Sesungguhnya ini bukan kali pertama ABG yang biasa disapa Gung Mas ini menyanyikan lagu berbahasa Indonesia. Sebelumnya beberapa kali ia sempat merekam cover song lagu pop Indonesia. Namun untuk lagu orisinil sendiri, ia baru merasa sreg dan ingin mencoba kali ini. Gegara terbiasa menyanyikan lagu pop Bali, Gung Mas mengaku sempat sedikit kesulitan saat rekaman.

“Terutama untuk menghilangkan cengkok Bali, karena saya sendiri merasa logat Balinya masih sangat kental,” kata Gung Mas saat ramah tamah dengan wartawan di Jambe Boga Sari, Batubulan.

Pengakuan tersebut dibenarkan Pujaniya Metta yang menjadi pengarah vokal, juga oleh Joshua Stevie Silaa sebagai arranger dan penata rekaman. Menurut Joshua, dari lima jam proses take vocal, sekira dua jam dihabiskan untuk mendapatkan bagian verse yang pas. Hasil akhirnya, Gung Mas dinilai dapat membawakan karya cipta Andy Duarsa ini dengan baik.
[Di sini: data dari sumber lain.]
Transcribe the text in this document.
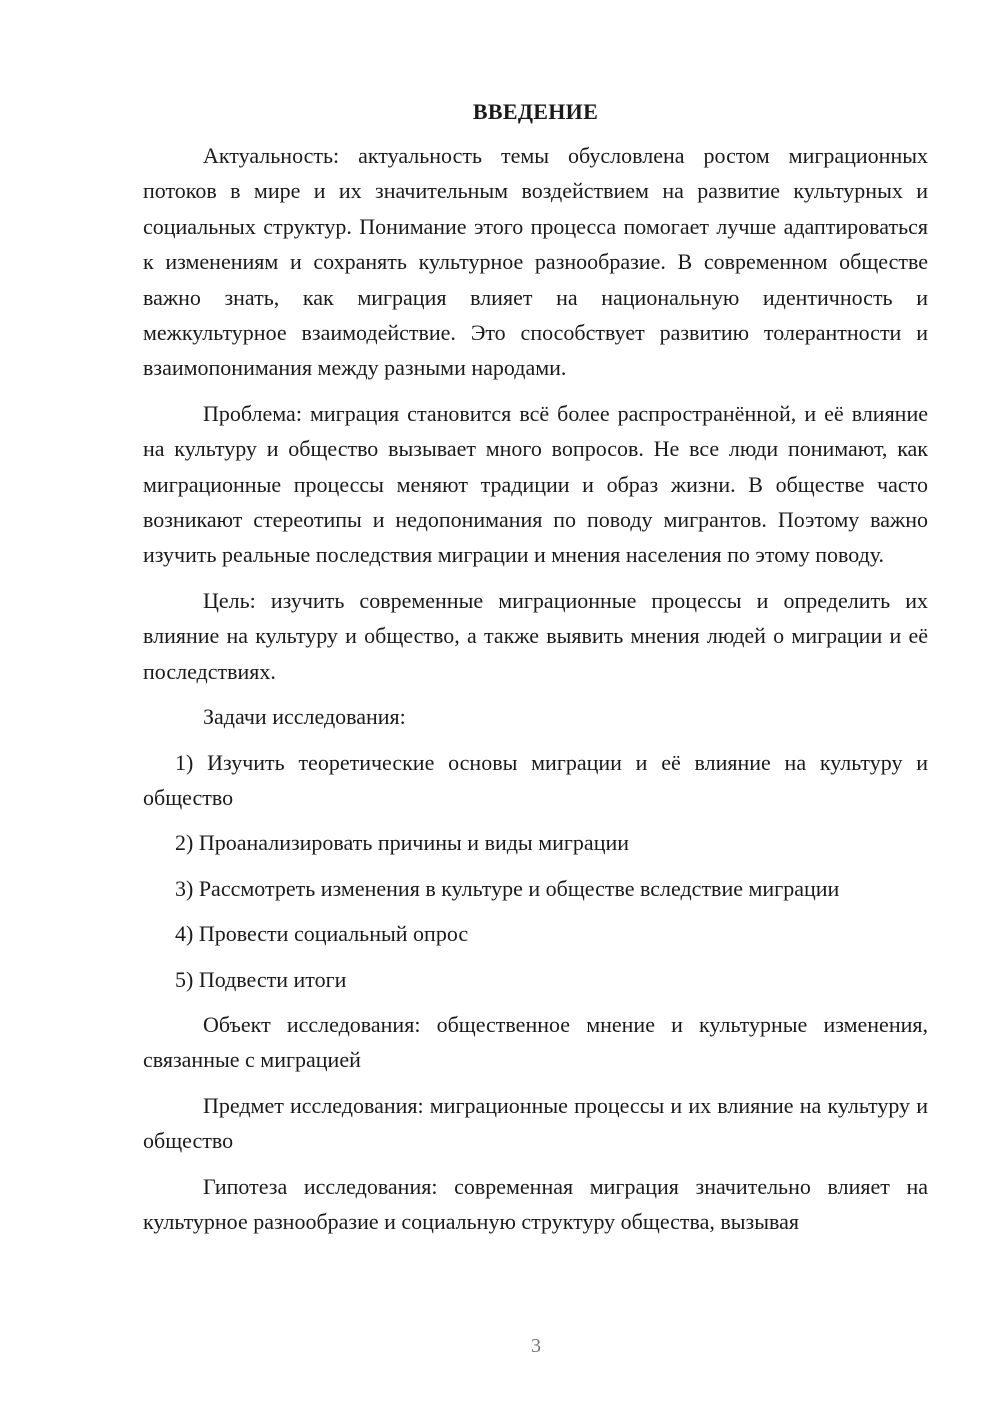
ВВЕДЕНИЕ

Актуальность: актуальность темы обусловлена ростом миграционных потоков в мире и их значительным воздействием на развитие культурных и социальных структур. Понимание этого процесса помогает лучше адаптироваться к изменениям и сохранять культурное разнообразие. В современном обществе важно знать, как миграция влияет на национальную идентичность и межкультурное взаимодействие. Это способствует развитию толерантности и взаимопонимания между разными народами.

Проблема: миграция становится всё более распространённой, и её влияние на культуру и общество вызывает много вопросов. Не все люди понимают, как миграционные процессы меняют традиции и образ жизни. В обществе часто возникают стереотипы и недопонимания по поводу мигрантов. Поэтому важно изучить реальные последствия миграции и мнения населения по этому поводу.

Цель: изучить современные миграционные процессы и определить их влияние на культуру и общество, а также выявить мнения людей о миграции и её последствиях.

Задачи исследования:

1) Изучить теоретические основы миграции и её влияние на культуру и общество

2) Проанализировать причины и виды миграции

3) Рассмотреть изменения в культуре и обществе вследствие миграции

4) Провести социальный опрос

5) Подвести итоги

Объект исследования: общественное мнение и культурные изменения, связанные с миграцией

Предмет исследования: миграционные процессы и их влияние на культуру и общество

Гипотеза исследования: современная миграция значительно влияет на культурное разнообразие и социальную структуру общества, вызывая

3
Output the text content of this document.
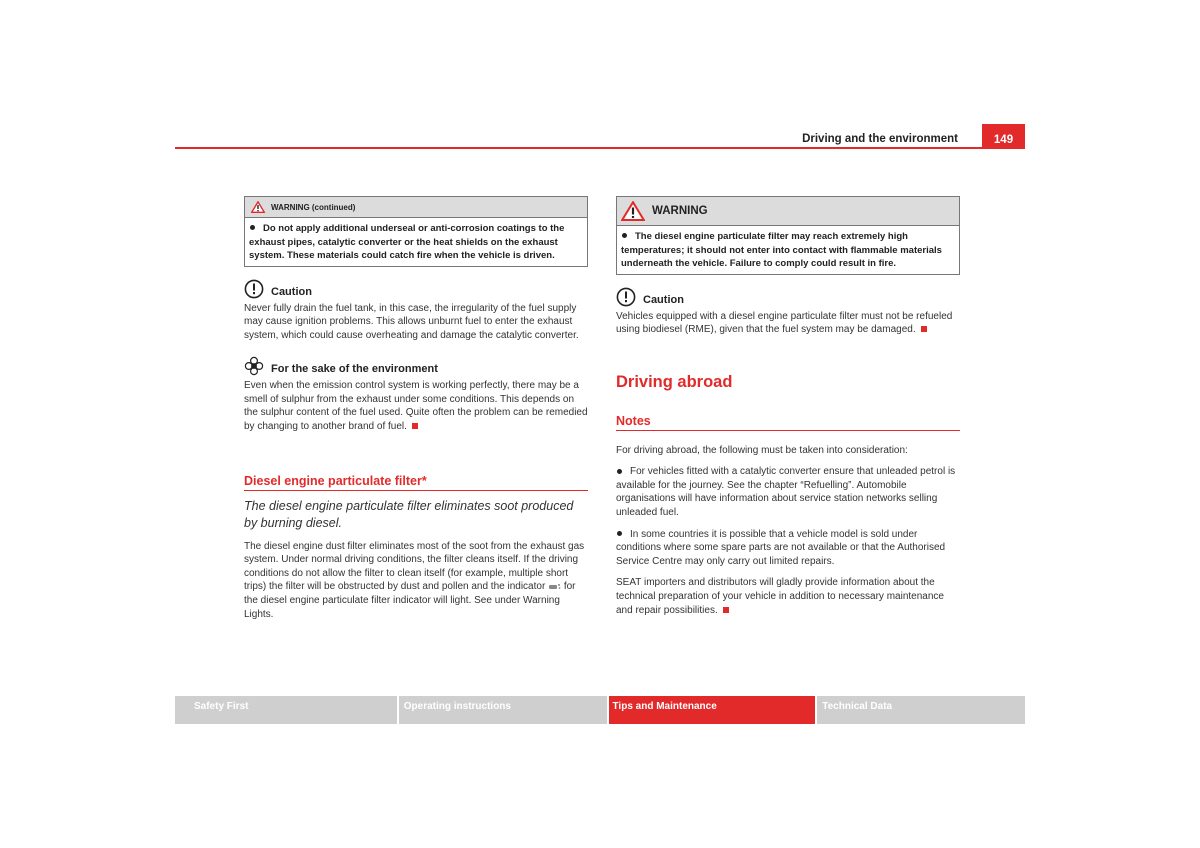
Driving and the environment	149
WARNING (continued)
Do not apply additional underseal or anti-corrosion coatings to the exhaust pipes, catalytic converter or the heat shields on the exhaust system. These materials could catch fire when the vehicle is driven.
Caution

Never fully drain the fuel tank, in this case, the irregularity of the fuel supply may cause ignition problems. This allows unburnt fuel to enter the exhaust system, which could cause overheating and damage the catalytic converter.

For the sake of the environment

Even when the emission control system is working perfectly, there may be a smell of sulphur from the exhaust under some conditions. This depends on the sulphur content of the fuel used. Quite often the problem can be remedied by changing to another brand of fuel.

Diesel engine particulate filter*
The diesel engine particulate filter eliminates soot produced by burning diesel.

The diesel engine dust filter eliminates most of the soot from the exhaust gas system. Under normal driving conditions, the filter cleans itself. If the driving conditions do not allow the filter to clean itself (for example, multiple short trips) the filter will be obstructed by dust and pollen and the indicator for the diesel engine particulate filter indicator will light. See under Warning Lights.

WARNING
The diesel engine particulate filter may reach extremely high temperatures; it should not enter into contact with flammable materials underneath the vehicle. Failure to comply could result in fire.
Caution

Vehicles equipped with a diesel engine particulate filter must not be refueled using biodiesel (RME), given that the fuel system may be damaged.

Driving abroad
Notes

For driving abroad, the following must be taken into consideration:

For vehicles fitted with a catalytic converter ensure that unleaded petrol is available for the journey. See the chapter “Refuelling”. Automobile organisations will have information about service station networks selling unleaded fuel.

In some countries it is possible that a vehicle model is sold under conditions where some spare parts are not available or that the Authorised Service Centre may only carry out limited repairs.

SEAT importers and distributors will gladly provide information about the technical preparation of your vehicle in addition to necessary maintenance and repair possibilities.

Safety First	Operating instructions	Tips and Maintenance	Technical Data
Di sisi lain Gung Mas mengelak dikatakan sudah jenuh atau bosan menyanyikan lagu berbahasa Bali, sehingga mencoba beralih ke lagu pop berbahasa Indonesia. “Saya juga akan tetap menyanyikan lagu berbahasa Bali. Bahkan ada satu rekaman lagu berbahasa Bali yang sudah rampung, yang akan dirilis dalam waktu dekat ini,” ujarnya.

Munculnya rekaman “Sore Ini”, menurut Gung Mas didampingi sang ibu yang juga menjadi produser, Agung Widiantari, tak lepas dari permintaan teman-teman. Saat Gung Mas mengikuti ajang Putri Cilik Indonesia. Banyak teman-teman peserta dari berbagai daerah yang mengetahui dan memuji bakatnya menyanyi. Hanya mereka mengaku kesulitan memahami makna lagu karena menggunakan lirik berbahasa Indonesia. Satu kebetulan pula, Andy Duarsa menyodorkan satu lagu yang dirasa cocok dengan umur juga karakter vokal Gung Mas.

“Sebetulnya lagu ini sudah ada sejak lama. Bahkan sempat dicoba untuk dibawakan penyanyi lain, tapi rasanya kurang pas. Setelah bertemu Gung Mas dan mendengarkan vokalnya, rasanya Sore Ini cocok untuknya,” jelas Andy Duarsa yang sekaligus menangani pembuatan video klip.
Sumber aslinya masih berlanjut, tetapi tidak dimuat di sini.